Currently, post-mortem diagnosis of Alzheimer's disease (AD) is the "gold standard" of disease confirmation, which offers no possibilities to patients and their carers while they are alive. A key focus of AD research is to identify in vivo imaging agents that could potentially assist in the diagnosis of the disease while the patient is alive. The ability to demonstrate whether a patient does or does not have amyloid pathology might not only be used to support a clinician's diagnosis, but could in the future be used to aid treatment decisions if any of the amyloid targeted therapies now in development are successfully approved. [11C] PIB is now the most recognised and widely used research tool for imaging amyloid. A recent study2 from the Pittsburgh group of Klunk and Mathis has demonstrated that the in-vivo image seen with a PIB PET scan mirrors the distribution and intensity of amyloid pathology identified at subsequent autopsy. However, the [11C] labeled form of PIB has a short half-life (20-minutes) which hampers its potential as a routine clinical diagnostic agent. GE Healthcare has pioneered the synthesis of a PIB derivative labeled with [18F] in order to help overcome this significant barrier to potential clinical use. The [18F] form of the ligand, with a much longer half-life of 110 minutes, may offer greater clinical utility and wider accessibility to hospitals.
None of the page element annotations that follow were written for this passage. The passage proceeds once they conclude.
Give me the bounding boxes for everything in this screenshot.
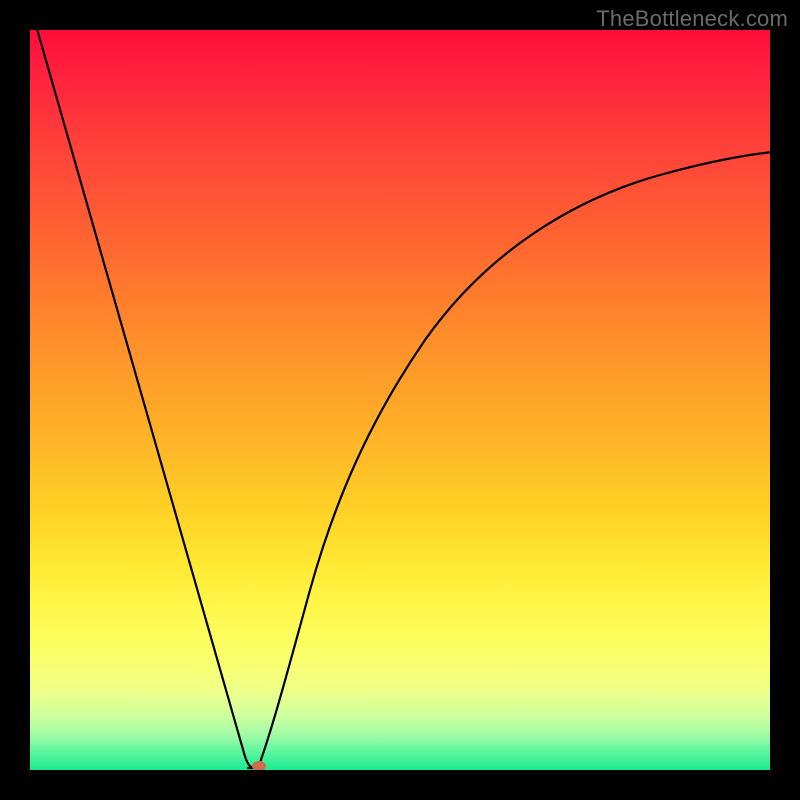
plot-area <box>30 30 770 770</box>
curve-left-limb <box>33 30 254 768</box>
curve-svg <box>30 30 770 770</box>
curve-right-limb <box>258 152 770 768</box>
watermark-text: TheBottleneck.com <box>596 6 788 32</box>
minimum-marker <box>252 761 266 770</box>
chart-frame: TheBottleneck.com <box>0 0 800 800</box>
The Phase I study (presented using the chemical number [18F] AH1100690) consisted of 22 subjects who were injected with the agent GE-067. Initially 6 healthy volunteers had whole body scans to determine the radiation dose. A further 8 healthy and 8 probable AD) subjects had cranial scans with significant amounts of uptake being observed in the probable AD brains compared to the healthy volunteers. These initial results suggest that GE-067 could be used to detect amyloid pathology in vivo and potentially contribute towards future diagnostic and treatment algorithms, subject to performance of confirmatory studies.